Die Geschichte ist voll von solchen Beispielen. Eines der schlimmsten Ereignisse geschah kurz darauf, nämlich vor über 110 Jahren. Nachdem bereits Ende der 1910er Jahre drei Jahre lang die Ernten durch schlechtes Wetter und Mehltau unfassbar schlecht ausfielen, gab der Himmel 1910 den Weinbauern und ihren Reben den Rest. Nicht einmal fünf Prozent der Ernte konnte eingefahren werden. Dasselbe passierte tragischer weise mit dem Getreide. Die kleinen unabhängigen Winzer und kleineren Champagnerhäuser sowie die Winzer, die den grossen Champagnerhäusern die Trauben lieferten, verhungerten wortwörtlich.

Doch die Grossen Champagnerhäuser, die ja selber nur bedingt Trauben anbauen, produzierten weiterhin massenhaft Champagner. Gegenüber dem Ende des 19 Jahrhunderts wurde der Absatz 1910 mehr als verdoppelt. Mit fünf Prozent der Ernte? Nein, sie kauften Trauben von überall auf der Welt zusammen. Jahr für Jahr wurde gelogen und betrogen, dass sich die Balken bogen. Champagner bestand zu der Zeit so ziemlich aus allem, der Legende nach auch aus Rhabarber- und Johannesbeersaft, nur nicht aus Trauben aus der Champagne.

Die Folge war verheerend – Arroganz und Ignoranz standen  «liberté, égalité, fraternité» von einer Meute aus Not und Hunger leidenden Winzer gegenüber. Im Januar 1911 war das Fass voll, es brach sozusagen ein Bürgerkrieg aus. Die Winzer, errichteten Barrikaden, kaperten die Lastwagen mit den Trauben aus aller Welt und versenkten alles in der Marne. Sie steckten die ausgerissenen Rebstöcke der Rebfelder in Brand, drangen in die Keller der grossen Champagnerhäuser ein und zerschlugen alles was Ihnen in den Weg kam, von Fässern bis Flaschen. Die Parole an den Hauswänden: «Champagne ou mort». Der französischen Republik blieb nur noch eines: Die französische Armee gegen die Winzer einmarschieren zu lassen. Mit Säbel und Gewehren gingen die Soldaten auf die protestierenden und hungernden Winzer los – im Grunde im Auftrag und Sinne der grossen Champagnerhäuser. 
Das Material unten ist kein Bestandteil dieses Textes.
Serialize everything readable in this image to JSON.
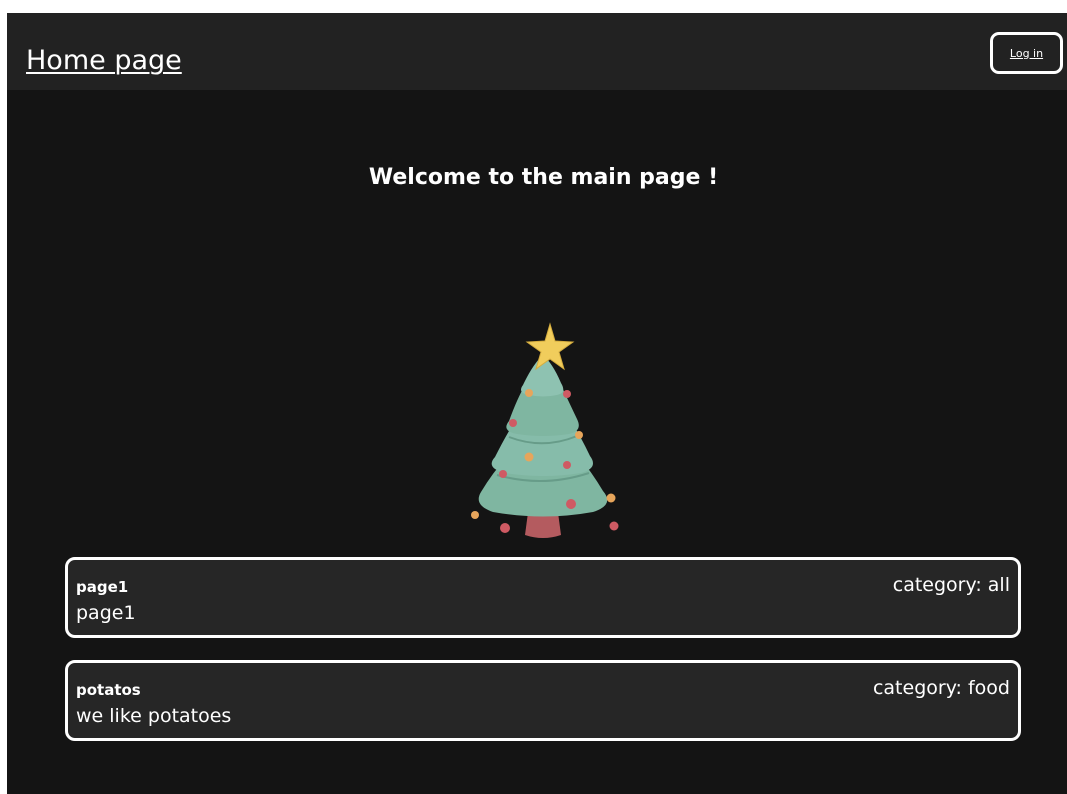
{
  "header": {
    "home_link": "Home page",
    "login_button": "Log in"
  },
  "main": {
    "welcome": "Welcome to the main page !",
    "image": "christmas-tree-illustration"
  },
  "posts": [
    {
      "title": "page1",
      "category_label": "category: all",
      "description": "page1"
    },
    {
      "title": "potatos",
      "category_label": "category: food",
      "description": "we like potatoes"
    }
  ],
  "colors": {
    "background": "#141414",
    "topbar": "#222222",
    "card": "#262626",
    "border": "#ffffff",
    "text": "#ffffff",
    "tree_green": "#7fb6a1",
    "star": "#f1cd5c",
    "trunk": "#b45b5f"
  }
}
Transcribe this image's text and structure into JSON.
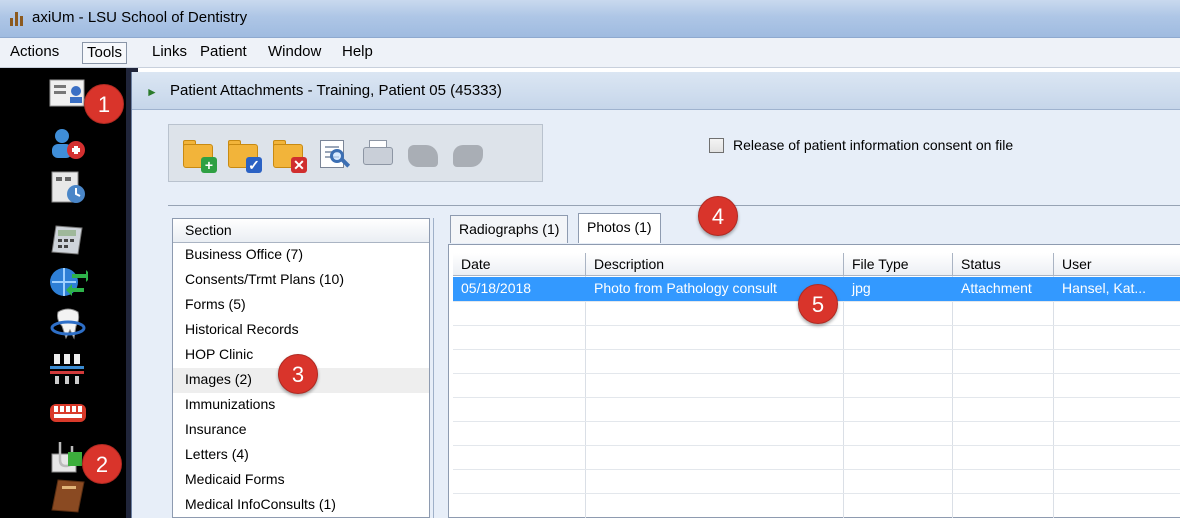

Dann kam die Zeit der reichen Ernten zurück, doch die Unruhen schwelten weiter und hätten noch lange an angedauert, aber der 1. Weltkrieg bracht aus.

Das war noch lange nicht das Ende: 1927 wurde die Appellation d’origine controllé eingeführt. Um es kurz zu machen, es wurden Orte und Gelände bestimmt, wo die Trauben für Champagner wachsen durften. Alle Dörfer, die nicht dazugehörten, wie zum Beispiel Champfleury, war der Weinbau generell verboten. Champfleury ist exceptionell. Es liegt nämlich mitten in der Champagne, mitten im Kanton Reims. Champfleury hat mitunter den besten Boden für den Champagner-Weinbau, eine feine, hellbraune Erdkrume und ca. ein Meter darunter eine Kalkschicht – genau wie es sich für Champagner gehört. Allerdings wollte der Gemeinderat damals 1927 bei der AOC nicht mitmachen, denn dazu gehörte eine Verpflichtung zum Weinbau. Was heute absurd erscheint, war damals, nach der Champagnerrevolution durchaus nachvollziehbar – es war nicht klar, ob man vom Weinbau alleine überhaupt leben kann, seither werden auf bestem Champagner-Boden Zuckerrüben angebaut. Die Champagne-Vögte sind uneinsichtig und unversöhnbar bis heute. Es wird so bleiben.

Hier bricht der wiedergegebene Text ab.